They are also pretty delicate - so ensure you have the setup 110% perfect before adding darts, and have it running for about a month beforehand too : victory:


----------



## GazEmm (Jul 11, 2006)

Thanks for the quick replies.

I dont think i want to go down the whites route...really im after something a little smaller and increase the number of frogs.

Dartfrogs have caught my attention mind but as mentioned by chondro they are very delicate so not sure they would be the best due to my lack of experience!!

However, i will do a bit more reading up and i suppose if i get the tank up and running in advance then really i should be able to make my mistakes (if any) while it is still empty.

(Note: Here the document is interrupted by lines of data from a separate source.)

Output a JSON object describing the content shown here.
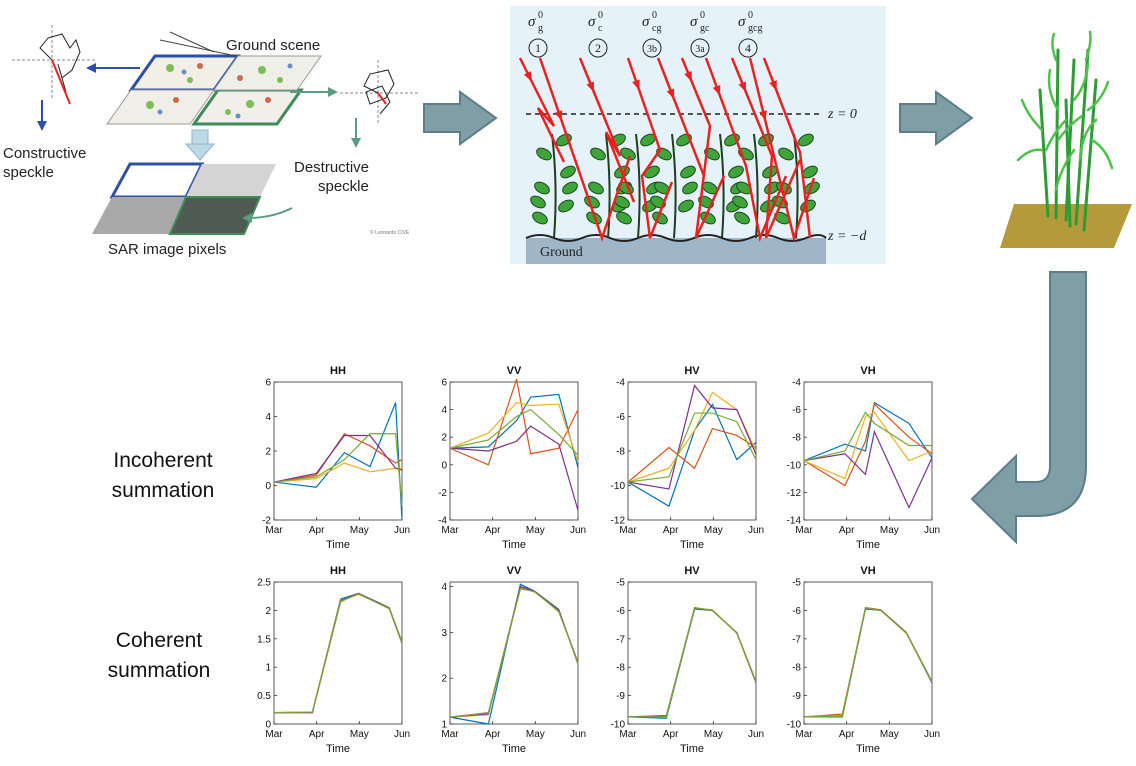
{
  "panel_speckle": {
    "ground_scene": "Ground scene",
    "constructive_l1": "Constructive",
    "constructive_l2": "speckle",
    "destructive_l1": "Destructive",
    "destructive_l2": "speckle",
    "sar_pixels": "SAR image pixels",
    "credit": "© Leonardo CIVE"
  },
  "panel_canopy": {
    "terms": [
      {
        "sym": "σ",
        "sup": "0",
        "sub": "g",
        "num": "1"
      },
      {
        "sym": "σ",
        "sup": "0",
        "sub": "c",
        "num": "2"
      },
      {
        "sym": "σ",
        "sup": "0",
        "sub": "cg",
        "num": "3b"
      },
      {
        "sym": "σ",
        "sup": "0",
        "sub": "gc",
        "num": "3a"
      },
      {
        "sym": "σ",
        "sup": "0",
        "sub": "gcg",
        "num": "4"
      }
    ],
    "z_top": "z = 0",
    "z_bottom": "z = −d",
    "ground": "Ground"
  },
  "row_labels": {
    "incoherent": "Incoherent\nsummation",
    "coherent": "Coherent\nsummation"
  },
  "colors": {
    "arrow_fill": "#7f9ea6",
    "arrow_stroke": "#5b7e88",
    "red": "#e8231f",
    "leaf": "#3fa53a",
    "soil": "#b59a3c",
    "sky": "#e6f2fa",
    "series": [
      "#0072BD",
      "#D95319",
      "#EDB120",
      "#7E2F8E",
      "#77AC30"
    ]
  },
  "chart_data": [
    {
      "title": "HH",
      "type": "line",
      "xlabel": "Time",
      "ylim": [
        -2,
        6
      ],
      "yticks": [
        "-2",
        "0",
        "2",
        "4",
        "6"
      ],
      "xticks": [
        "Mar",
        "Apr",
        "May",
        "Jun"
      ],
      "x": [
        0,
        0.33,
        0.55,
        0.75,
        0.95,
        1.0
      ],
      "series": [
        {
          "values": [
            0.2,
            -0.1,
            1.9,
            1.1,
            4.8,
            -2.0
          ]
        },
        {
          "values": [
            0.2,
            0.6,
            3.0,
            2.3,
            1.3,
            1.5
          ]
        },
        {
          "values": [
            0.2,
            0.4,
            1.3,
            0.8,
            1.0,
            1.0
          ]
        },
        {
          "values": [
            0.2,
            0.7,
            2.9,
            2.9,
            1.0,
            0.9
          ]
        },
        {
          "values": [
            0.2,
            0.5,
            1.5,
            3.0,
            3.0,
            -1.2
          ]
        }
      ]
    },
    {
      "title": "VV",
      "type": "line",
      "xlabel": "Time",
      "ylim": [
        -4,
        6
      ],
      "yticks": [
        "-4",
        "-2",
        "0",
        "2",
        "4",
        "6"
      ],
      "xticks": [
        "Mar",
        "Apr",
        "May",
        "Jun"
      ],
      "x": [
        0,
        0.3,
        0.52,
        0.63,
        0.85,
        1.0
      ],
      "series": [
        {
          "values": [
            1.2,
            1.3,
            3.2,
            4.9,
            5.1,
            -0.2
          ]
        },
        {
          "values": [
            1.2,
            0.0,
            6.2,
            0.8,
            1.2,
            4.0
          ]
        },
        {
          "values": [
            1.2,
            2.3,
            4.5,
            4.3,
            4.4,
            0.2
          ]
        },
        {
          "values": [
            1.2,
            1.0,
            1.7,
            2.8,
            1.5,
            -3.3
          ]
        },
        {
          "values": [
            1.2,
            1.8,
            3.5,
            4.0,
            2.2,
            0.7
          ]
        }
      ]
    },
    {
      "title": "HV",
      "type": "line",
      "xlabel": "Time",
      "ylim": [
        -12,
        -4
      ],
      "yticks": [
        "-12",
        "-10",
        "-8",
        "-6",
        "-4"
      ],
      "xticks": [
        "Mar",
        "Apr",
        "May",
        "Jun"
      ],
      "x": [
        0,
        0.32,
        0.52,
        0.66,
        0.85,
        1.0
      ],
      "series": [
        {
          "values": [
            -9.8,
            -11.2,
            -6.8,
            -5.3,
            -8.5,
            -7.5
          ]
        },
        {
          "values": [
            -9.8,
            -7.8,
            -9.0,
            -6.7,
            -7.1,
            -7.8
          ]
        },
        {
          "values": [
            -9.8,
            -9.0,
            -6.8,
            -4.6,
            -5.6,
            -8.0
          ]
        },
        {
          "values": [
            -9.8,
            -10.2,
            -4.2,
            -5.5,
            -5.6,
            -8.2
          ]
        },
        {
          "values": [
            -9.8,
            -9.5,
            -5.8,
            -5.8,
            -6.3,
            -8.5
          ]
        }
      ]
    },
    {
      "title": "VH",
      "type": "line",
      "xlabel": "Time",
      "ylim": [
        -14,
        -4
      ],
      "yticks": [
        "-14",
        "-12",
        "-10",
        "-8",
        "-6",
        "-4"
      ],
      "xticks": [
        "Mar",
        "Apr",
        "May",
        "Jun"
      ],
      "x": [
        0,
        0.32,
        0.48,
        0.55,
        0.82,
        1.0
      ],
      "series": [
        {
          "values": [
            -9.7,
            -8.5,
            -9.0,
            -5.5,
            -7.0,
            -9.5
          ]
        },
        {
          "values": [
            -9.7,
            -11.5,
            -8.3,
            -5.6,
            -8.0,
            -9.2
          ]
        },
        {
          "values": [
            -9.7,
            -11.0,
            -6.5,
            -6.2,
            -9.7,
            -9.0
          ]
        },
        {
          "values": [
            -9.7,
            -9.2,
            -10.7,
            -7.6,
            -13.1,
            -9.5
          ]
        },
        {
          "values": [
            -9.7,
            -9.0,
            -6.2,
            -7.0,
            -8.6,
            -8.6
          ]
        }
      ]
    },
    {
      "title": "HH",
      "type": "line",
      "xlabel": "Time",
      "ylim": [
        0,
        2.5
      ],
      "yticks": [
        "0",
        "0.5",
        "1",
        "1.5",
        "2",
        "2.5"
      ],
      "xticks": [
        "Mar",
        "Apr",
        "May",
        "Jun"
      ],
      "x": [
        0,
        0.3,
        0.52,
        0.66,
        0.9,
        1.0
      ],
      "series": [
        {
          "values": [
            0.2,
            0.21,
            2.2,
            2.3,
            2.05,
            1.45
          ]
        },
        {
          "values": [
            0.2,
            0.2,
            2.15,
            2.3,
            2.03,
            1.42
          ]
        },
        {
          "values": [
            0.2,
            0.21,
            2.18,
            2.28,
            2.05,
            1.44
          ]
        },
        {
          "values": [
            0.2,
            0.2,
            2.17,
            2.3,
            2.04,
            1.43
          ]
        },
        {
          "values": [
            0.2,
            0.21,
            2.16,
            2.29,
            2.03,
            1.44
          ]
        }
      ]
    },
    {
      "title": "VV",
      "type": "line",
      "xlabel": "Time",
      "ylim": [
        1,
        4.1
      ],
      "yticks": [
        "1",
        "2",
        "3",
        "4"
      ],
      "xticks": [
        "Mar",
        "Apr",
        "May",
        "Jun"
      ],
      "x": [
        0,
        0.3,
        0.55,
        0.66,
        0.85,
        1.0
      ],
      "series": [
        {
          "values": [
            1.15,
            1.0,
            4.05,
            3.9,
            3.5,
            2.3
          ]
        },
        {
          "values": [
            1.15,
            1.25,
            3.95,
            3.9,
            3.45,
            2.35
          ]
        },
        {
          "values": [
            1.15,
            1.2,
            3.98,
            3.88,
            3.47,
            2.32
          ]
        },
        {
          "values": [
            1.15,
            1.22,
            4.0,
            3.9,
            3.48,
            2.34
          ]
        },
        {
          "values": [
            1.15,
            1.24,
            3.96,
            3.89,
            3.46,
            2.33
          ]
        }
      ]
    },
    {
      "title": "HV",
      "type": "line",
      "xlabel": "Time",
      "ylim": [
        -10,
        -5
      ],
      "yticks": [
        "-10",
        "-9",
        "-8",
        "-7",
        "-6",
        "-5"
      ],
      "xticks": [
        "Mar",
        "Apr",
        "May",
        "Jun"
      ],
      "x": [
        0,
        0.3,
        0.52,
        0.66,
        0.85,
        1.0
      ],
      "series": [
        {
          "values": [
            -9.75,
            -9.8,
            -5.95,
            -6.0,
            -6.8,
            -8.55
          ]
        },
        {
          "values": [
            -9.75,
            -9.7,
            -5.9,
            -6.0,
            -6.78,
            -8.5
          ]
        },
        {
          "values": [
            -9.75,
            -9.75,
            -5.92,
            -5.98,
            -6.8,
            -8.52
          ]
        },
        {
          "values": [
            -9.75,
            -9.72,
            -5.93,
            -6.0,
            -6.79,
            -8.53
          ]
        },
        {
          "values": [
            -9.75,
            -9.74,
            -5.91,
            -5.99,
            -6.8,
            -8.51
          ]
        }
      ]
    },
    {
      "title": "VH",
      "type": "line",
      "xlabel": "Time",
      "ylim": [
        -10,
        -5
      ],
      "yticks": [
        "-10",
        "-9",
        "-8",
        "-7",
        "-6",
        "-5"
      ],
      "xticks": [
        "Mar",
        "Apr",
        "May",
        "Jun"
      ],
      "x": [
        0,
        0.3,
        0.48,
        0.6,
        0.8,
        1.0
      ],
      "series": [
        {
          "values": [
            -9.75,
            -9.75,
            -5.95,
            -6.0,
            -6.8,
            -8.55
          ]
        },
        {
          "values": [
            -9.75,
            -9.65,
            -5.9,
            -5.98,
            -6.78,
            -8.5
          ]
        },
        {
          "values": [
            -9.75,
            -9.7,
            -5.92,
            -6.0,
            -6.8,
            -8.52
          ]
        },
        {
          "values": [
            -9.75,
            -9.72,
            -5.93,
            -5.99,
            -6.79,
            -8.53
          ]
        },
        {
          "values": [
            -9.75,
            -9.73,
            -5.91,
            -6.0,
            -6.8,
            -8.51
          ]
        }
      ]
    }
  ]
}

I'll also do a bit more reading up on plants as they are more appealing to the eye and obviously have other advantages.


----------



## spend_day (Apr 10, 2008)

i wouldnt recommend whites as they need quite a bit of height (more than u can give)

how about, fire belly toads, can be kept together in large groups, look good, dead easy to care for once there set up is running ok, and generally great frogs. 

or something a bit more trational looking how about edible frogs, or european green toads both can be kept in groups.


----------



## Pliskens_Chains (Jun 8, 2008)

Chubby frogs (asian bullfrogs) do great communally and are a frog thats easy to look after. many underestimate their appeal because they dont have the bright colouring of many other species of frog, but they really do have an amazing call and once they are used to your comings and goings will feed quite happily while your actually putting the food in the tank.
heres one of mine (i have 4 in the same tank).
This is Paint, hes a 4 month old male Chubby frog.









as you can see their colouring is quite dark, but the stripe along their sides can be anything ranging from almost black to a reddish brown to a creamy yellow.


----------